Friday, July 11, 2008

Why Dollar-Underscore Should Be Avoided

This bit me recently, so I wrote it in a condensed script to share with you fine people:

#!/usr/bin/perl

use strict;
use Data::Dumper;

my @my_array = ( 'one', 'two', 'three' );

for (@my_array) {
    print "Processing: {$_}\n";
    unknown_author::his_proc();
    print "\$_ is now toast {$_}\n";
}

print Data::Dumper::Dumper( \@my_array );

package unknown_author; # Hypothetically, someone else's module

sub his_proc {
    open I, $0;
    while (<I>) { # But $_ has been aliased to $my_array[index]
        # Doesn't even matter what's inside - the damage has been done
    }
    close I;
}
Output:

Processing: {one}
$_ is now toast {}
Processing: {two}
$_ is now toast {}
Processing: {three}
$_ is now toast {}
$VAR1 = [
          undef,
          undef,
          undef
        ];
Solution:

1. You can control this by changing your own code:

for my $item (@my_array) {
    print "Processing: {$item}\n";
    unknown_author::his_proc();
    print "\$item is fine: {$item}\n";
}
But in your modules/routines:

2. Don't modify $_ unless you know for sure what's in it.

3. If you feel you must modify $_ in your routine, first say:

local $_;

As in:

sub his_proc {
    local $_;

    open I, $0;
    while (<I>) { # This version of $_ is mine now
        # Now I can do whatever I want with $_
    }
    close I;
}
Remember that $_ is global!

Incidentally, this is covered in Perl Best Practices on page 85, "Dollar-Underscore", as the rule: "Beware of any modification via $_." I like my example better because it is more concise and it happened to me.
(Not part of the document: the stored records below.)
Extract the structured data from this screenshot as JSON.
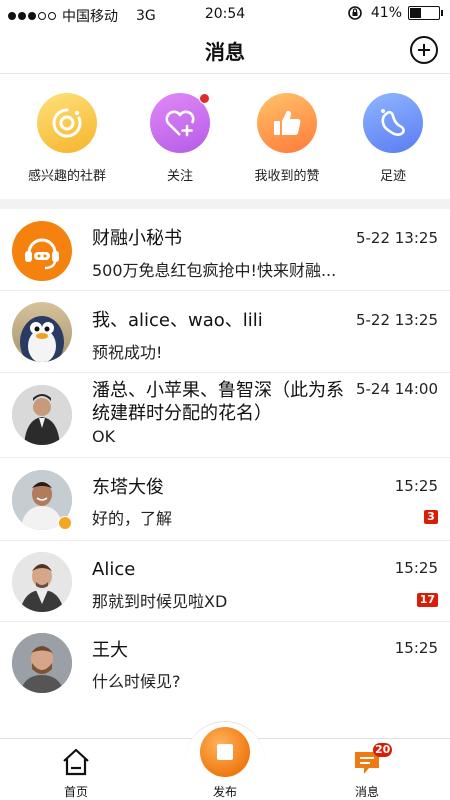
{
  "status_bar": {
    "carrier": "中国移动",
    "network": "3G",
    "time": "20:54",
    "battery": "41%",
    "battery_level": 0.41
  },
  "nav": {
    "title": "消息",
    "add_icon": "plus-circle-icon"
  },
  "shortcuts": [
    {
      "label": "感兴趣的社群",
      "icon": "community-icon",
      "color_from": "#fde17a",
      "color_to": "#f6b42c"
    },
    {
      "label": "关注",
      "icon": "heart-plus-icon",
      "color_from": "#e08af6",
      "color_to": "#b65be8",
      "has_dot": true
    },
    {
      "label": "我收到的赞",
      "icon": "thumbs-up-icon",
      "color_from": "#ffc36a",
      "color_to": "#ff7a3a"
    },
    {
      "label": "足迹",
      "icon": "footprint-icon",
      "color_from": "#8fb6ff",
      "color_to": "#5a7cf2"
    }
  ],
  "chats": [
    {
      "name": "财融小秘书",
      "time": "5-22  13:25",
      "message": "500万免息红包疯抢中!快来财融...",
      "avatar": "customer-service-avatar"
    },
    {
      "name": "我、alice、wao、lili",
      "time": "5-22  13:25",
      "message": "预祝成功!",
      "avatar": "penguin-avatar"
    },
    {
      "name": "潘总、小苹果、鲁智深（此为系统建群时分配的花名）",
      "time": "5-24 14:00",
      "message": "OK",
      "avatar": "man-suit-avatar"
    },
    {
      "name": "东塔大俊",
      "time": "15:25",
      "message": "好的，了解",
      "badge": "3",
      "verified": true,
      "avatar": "smiling-man-avatar"
    },
    {
      "name": "Alice",
      "time": "15:25",
      "message": "那就到时候见啦XD",
      "badge": "17",
      "avatar": "man-jacket-avatar"
    },
    {
      "name": "王大",
      "time": "15:25",
      "message": "什么时候见?",
      "avatar": "bearded-man-avatar"
    }
  ],
  "tabbar": {
    "home": {
      "label": "首页",
      "icon": "home-icon"
    },
    "publish": {
      "label": "发布",
      "icon": "publish-icon"
    },
    "messages": {
      "label": "消息",
      "icon": "message-icon",
      "badge": "20",
      "active_color": "#f07a12"
    }
  }
}
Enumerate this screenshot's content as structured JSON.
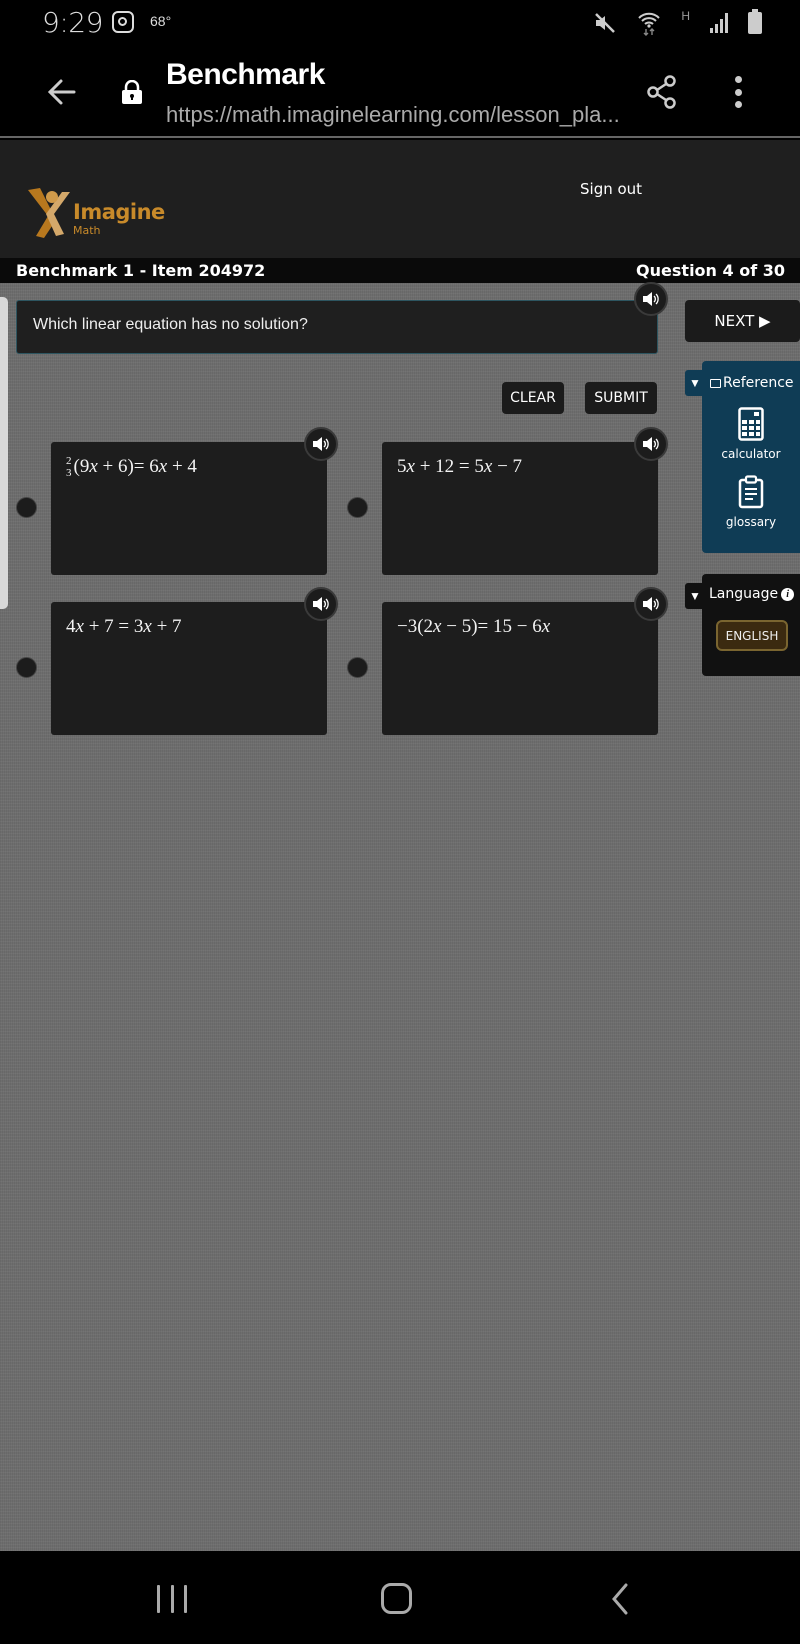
{
  "status_bar": {
    "time": "9:29",
    "temperature": "68°",
    "icons": [
      "instagram-icon",
      "mute-icon",
      "wifi-icon",
      "network-type-H",
      "signal-icon",
      "battery-icon"
    ],
    "network_type": "H"
  },
  "browser": {
    "page_title": "Benchmark",
    "url": "https://math.imaginelearning.com/lesson_pla...",
    "icons": [
      "back-arrow-icon",
      "lock-icon",
      "share-icon",
      "more-vert-icon"
    ]
  },
  "app_header": {
    "logo_name": "Imagine",
    "logo_sub": "Math",
    "sign_out": "Sign out",
    "brand_color": "#c88a2a"
  },
  "item_bar": {
    "title": "Benchmark 1 - Item 204972",
    "progress": "Question 4 of 30",
    "current_question": 4,
    "total_questions": 30
  },
  "question": {
    "text": "Which linear equation has no solution?"
  },
  "buttons": {
    "next": "NEXT ▶",
    "clear": "CLEAR",
    "submit": "SUBMIT"
  },
  "reference": {
    "toggle": "▼",
    "title": "Reference",
    "tools": [
      {
        "label": "calculator",
        "icon": "calculator-icon"
      },
      {
        "label": "glossary",
        "icon": "clipboard-icon"
      }
    ],
    "panel_color": "#0f3c55"
  },
  "language": {
    "toggle": "▼",
    "title": "Language",
    "info": "i",
    "selected": "ENGLISH"
  },
  "answers": [
    {
      "id": "A",
      "equation": "2/3(9x + 6) = 6x + 4",
      "frac_num": "2",
      "frac_den": "3",
      "rest": "(9<i>x</i> + 6)= 6<i>x</i> + 4",
      "selected": false
    },
    {
      "id": "B",
      "equation": "5x + 12 = 5x − 7",
      "rest": "5<i>x</i> + 12 = 5<i>x</i> − 7",
      "selected": false
    },
    {
      "id": "C",
      "equation": "4x + 7 = 3x + 7",
      "rest": "4<i>x</i> + 7 = 3<i>x</i> + 7",
      "selected": false
    },
    {
      "id": "D",
      "equation": "−3(2x − 5) = 15 − 6x",
      "rest": "−3(2<i>x</i> − 5)= 15 − 6<i>x</i>",
      "selected": false
    }
  ],
  "nav_bar": {
    "icons": [
      "recent-apps-icon",
      "home-icon",
      "nav-back-icon"
    ]
  }
}
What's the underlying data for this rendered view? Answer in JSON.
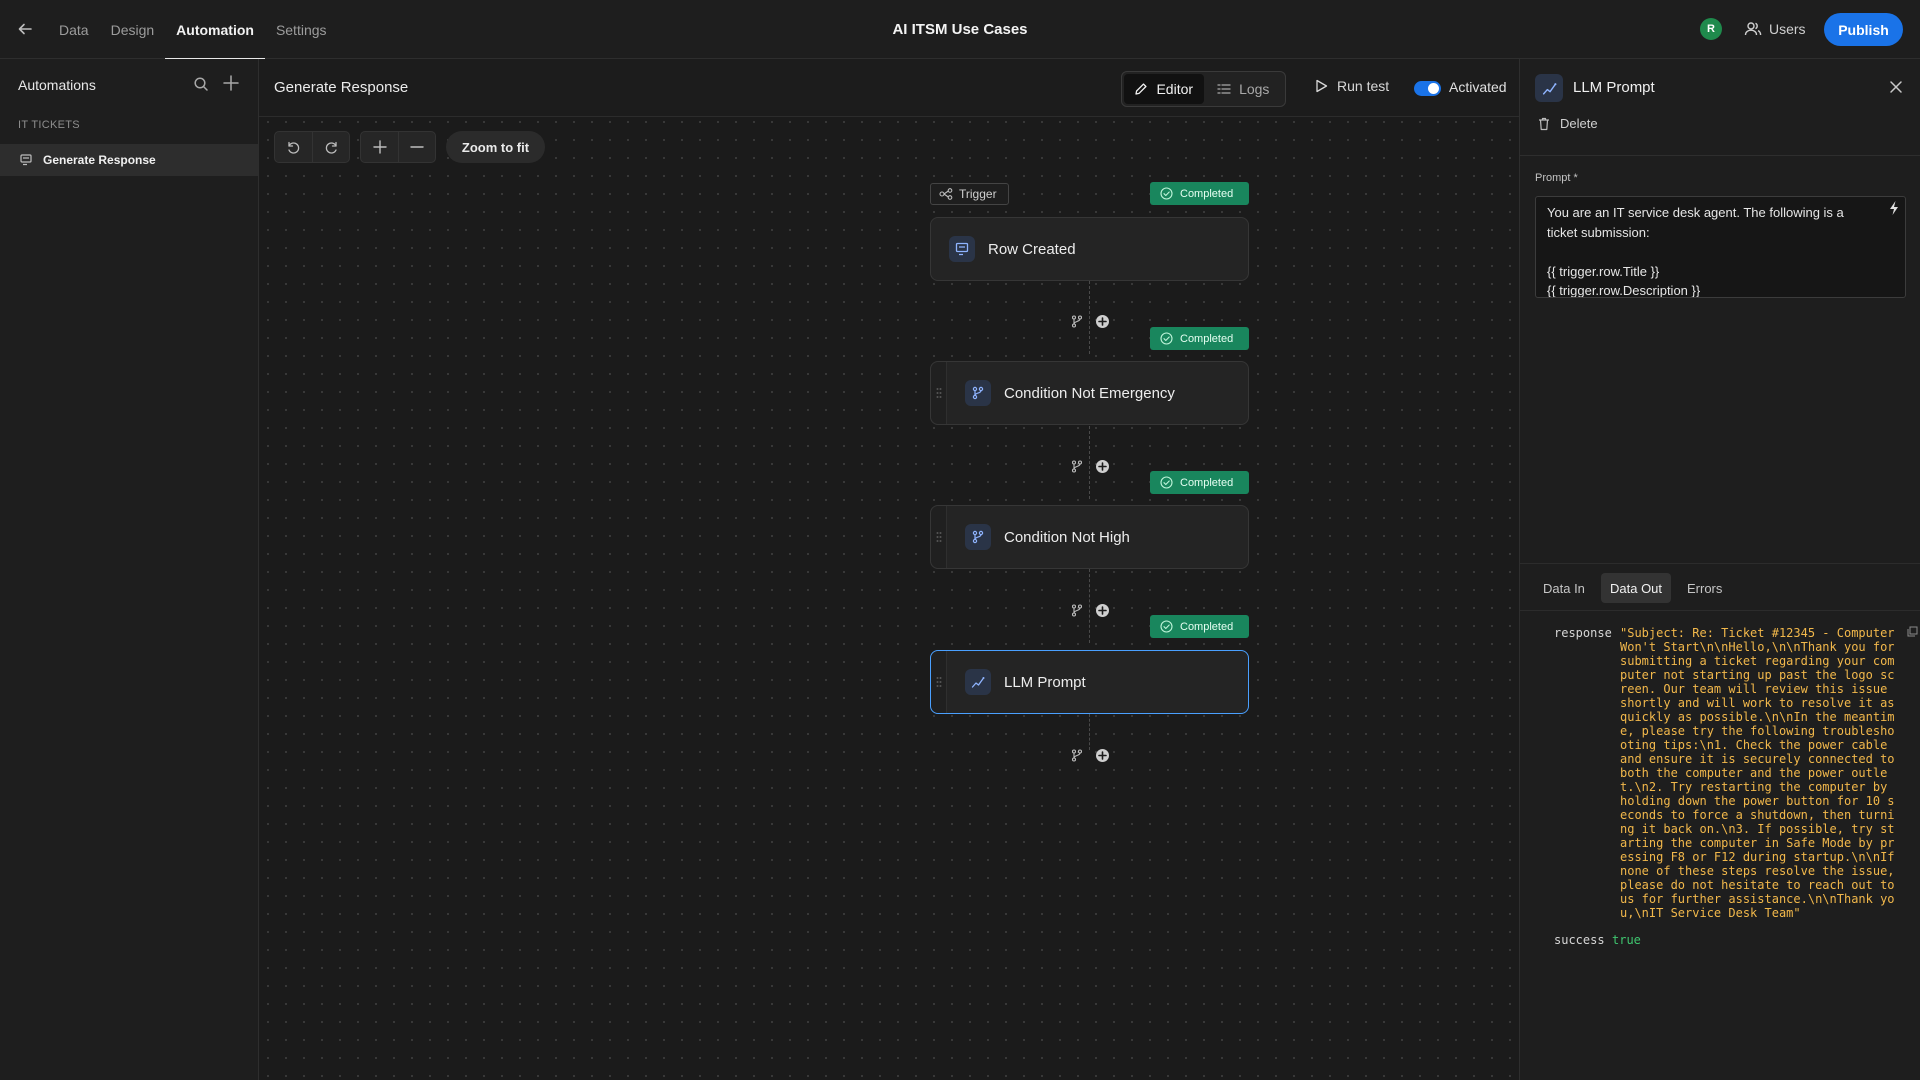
{
  "topbar": {
    "nav": [
      "Data",
      "Design",
      "Automation",
      "Settings"
    ],
    "active_tab": "Automation",
    "app_title": "AI ITSM Use Cases",
    "avatar_initial": "R",
    "users_label": "Users",
    "publish_label": "Publish"
  },
  "sidebar": {
    "title": "Automations",
    "section": "IT TICKETS",
    "items": [
      {
        "label": "Generate Response",
        "active": true
      }
    ]
  },
  "canvas": {
    "title": "Generate Response",
    "modes": {
      "editor": "Editor",
      "logs": "Logs"
    },
    "active_mode": "Editor",
    "run_test_label": "Run test",
    "activated_label": "Activated",
    "activated": true,
    "zoom_fit_label": "Zoom to fit",
    "trigger_tag": "Trigger",
    "steps": [
      {
        "label": "Row Created",
        "status": "Completed",
        "icon": "table-row-icon"
      },
      {
        "label": "Condition Not Emergency",
        "status": "Completed",
        "icon": "branch-icon"
      },
      {
        "label": "Condition Not High",
        "status": "Completed",
        "icon": "branch-icon"
      },
      {
        "label": "LLM Prompt",
        "status": "Completed",
        "icon": "sparkline-icon",
        "selected": true
      }
    ]
  },
  "panel": {
    "title": "LLM Prompt",
    "delete_label": "Delete",
    "prompt_label": "Prompt *",
    "prompt_text": "You are an IT service desk agent. The following is a ticket submission:\n\n{{ trigger.row.Title }}\n{{ trigger.row.Description }}",
    "tabs": [
      "Data In",
      "Data Out",
      "Errors"
    ],
    "active_tab": "Data Out",
    "output": {
      "response_key": "response",
      "response_value": "\"Subject: Re: Ticket #12345 - Computer Won't Start\\n\\nHello,\\n\\nThank you for submitting a ticket regarding your computer not starting up past the logo screen. Our team will review this issue shortly and will work to resolve it as quickly as possible.\\n\\nIn the meantime, please try the following troubleshooting tips:\\n1. Check the power cable and ensure it is securely connected to both the computer and the power outlet.\\n2. Try restarting the computer by holding down the power button for 10 seconds to force a shutdown, then turning it back on.\\n3. If possible, try starting the computer in Safe Mode by pressing F8 or F12 during startup.\\n\\nIf none of these steps resolve the issue, please do not hesitate to reach out to us for further assistance.\\n\\nThank you,\\nIT Service Desk Team\"",
      "success_key": "success",
      "success_value": "true"
    }
  },
  "colors": {
    "accent": "#1a73e8",
    "completed": "#19865d",
    "response_string": "#f2b84b",
    "boolean": "#3fc66f"
  }
}
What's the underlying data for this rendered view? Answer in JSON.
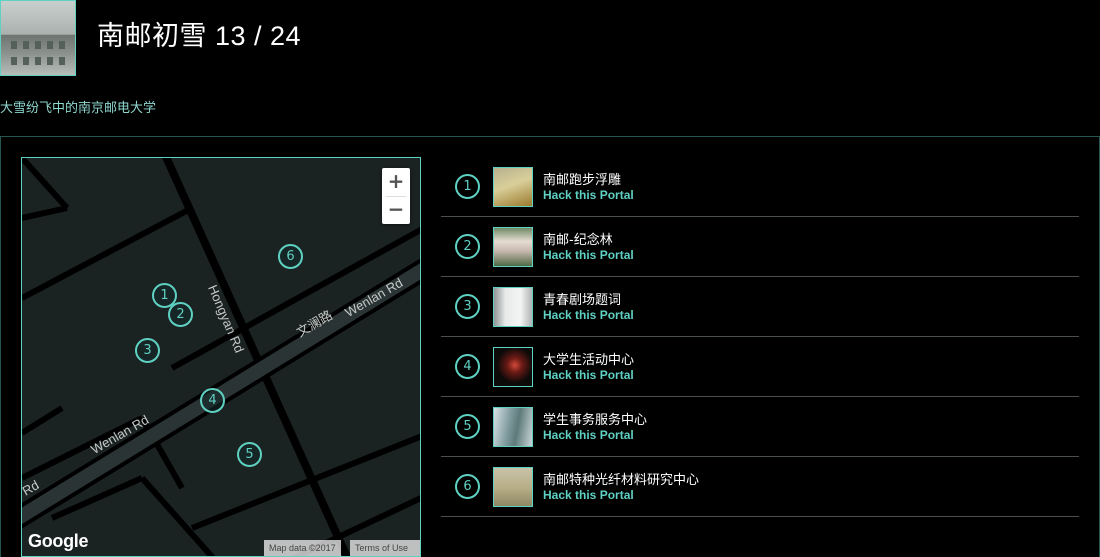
{
  "header": {
    "title": "南邮初雪 13 / 24",
    "subtitle": "大雪纷飞中的南京邮电大学"
  },
  "map": {
    "zoom_in": "+",
    "zoom_out": "−",
    "google_logo": "Google",
    "map_data": "Map data ©2017",
    "terms": "Terms of Use",
    "road_labels": {
      "hongyan": "Hongyan Rd",
      "wenlan_cn": "文澜路",
      "wenlan_upper": "Wenlan Rd",
      "wenlan_lower": "Wenlan Rd",
      "rd_edge": "n Rd"
    },
    "markers": [
      "1",
      "2",
      "3",
      "4",
      "5",
      "6"
    ]
  },
  "portals": [
    {
      "number": "1",
      "name": "南邮跑步浮雕",
      "action": "Hack this Portal"
    },
    {
      "number": "2",
      "name": "南邮-纪念林",
      "action": "Hack this Portal"
    },
    {
      "number": "3",
      "name": "青春剧场题词",
      "action": "Hack this Portal"
    },
    {
      "number": "4",
      "name": "大学生活动中心",
      "action": "Hack this Portal"
    },
    {
      "number": "5",
      "name": "学生事务服务中心",
      "action": "Hack this Portal"
    },
    {
      "number": "6",
      "name": "南邮特种光纤材料研究中心",
      "action": "Hack this Portal"
    }
  ],
  "colors": {
    "accent": "#5fd1c3",
    "background": "#000000",
    "map_bg": "#1b2222"
  }
}
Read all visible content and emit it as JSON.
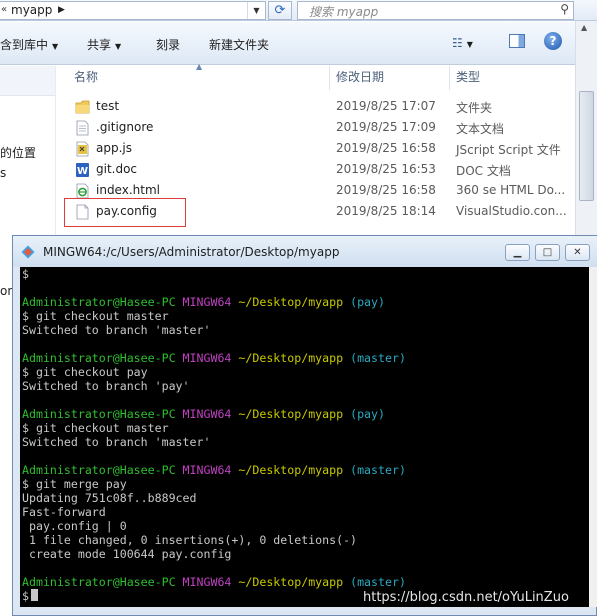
{
  "explorer": {
    "address": {
      "path": "myapp"
    },
    "search": {
      "placeholder": "搜索 myapp"
    },
    "toolbar": {
      "items": [
        {
          "label": "含到库中"
        },
        {
          "label": "共享"
        },
        {
          "label": "刻录"
        },
        {
          "label": "新建文件夹"
        }
      ]
    },
    "nav": {
      "labels": [
        "的位置",
        "s",
        "on"
      ]
    },
    "columns": {
      "name": "名称",
      "date": "修改日期",
      "type": "类型"
    },
    "files": [
      {
        "name": "test",
        "date": "2019/8/25 17:07",
        "type": "文件夹",
        "icon": "folder-icon"
      },
      {
        "name": ".gitignore",
        "date": "2019/8/25 17:09",
        "type": "文本文档",
        "icon": "text-file-icon"
      },
      {
        "name": "app.js",
        "date": "2019/8/25 16:58",
        "type": "JScript Script 文件",
        "icon": "jscript-file-icon"
      },
      {
        "name": "git.doc",
        "date": "2019/8/25 16:53",
        "type": "DOC 文档",
        "icon": "word-doc-icon"
      },
      {
        "name": "index.html",
        "date": "2019/8/25 16:58",
        "type": "360 se HTML Do...",
        "icon": "html-file-icon"
      },
      {
        "name": "pay.config",
        "date": "2019/8/25 18:14",
        "type": "VisualStudio.con...",
        "icon": "config-file-icon",
        "highlighted": true
      }
    ]
  },
  "terminal": {
    "title": "MINGW64:/c/Users/Administrator/Desktop/myapp",
    "first_line": "$",
    "blocks": [
      {
        "user": "Administrator@Hasee-PC",
        "shell": "MINGW64",
        "path": "~/Desktop/myapp",
        "branch": "(pay)",
        "command": "$ git checkout master",
        "output": [
          "Switched to branch 'master'"
        ]
      },
      {
        "user": "Administrator@Hasee-PC",
        "shell": "MINGW64",
        "path": "~/Desktop/myapp",
        "branch": "(master)",
        "command": "$ git checkout pay",
        "output": [
          "Switched to branch 'pay'"
        ]
      },
      {
        "user": "Administrator@Hasee-PC",
        "shell": "MINGW64",
        "path": "~/Desktop/myapp",
        "branch": "(pay)",
        "command": "$ git checkout master",
        "output": [
          "Switched to branch 'master'"
        ]
      },
      {
        "user": "Administrator@Hasee-PC",
        "shell": "MINGW64",
        "path": "~/Desktop/myapp",
        "branch": "(master)",
        "command": "$ git merge pay",
        "output": [
          "Updating 751c08f..b889ced",
          "Fast-forward",
          " pay.config | 0",
          " 1 file changed, 0 insertions(+), 0 deletions(-)",
          " create mode 100644 pay.config"
        ]
      },
      {
        "user": "Administrator@Hasee-PC",
        "shell": "MINGW64",
        "path": "~/Desktop/myapp",
        "branch": "(master)",
        "command": "$",
        "output": []
      }
    ]
  },
  "watermark": "https://blog.csdn.net/oYuLinZuo",
  "colors": {
    "user": "#2fbe2f",
    "host": "#c040c0",
    "path": "#c8c800",
    "branch": "#2aa8c0",
    "highlight": "#e03a3a"
  }
}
Also, instead of "be careful", I think we should just avoid $_ altogether.

$_ offers a lot of conciseness, but it has large disadvantages in production code, such as introducing subtle bugs, and reducing readability (adding to the Perl-looks-like-line-noise meme). In addition, clarity suffers when using it as the default and unspecified argument to Perl builtins, such as print.

Save it for the one-liners!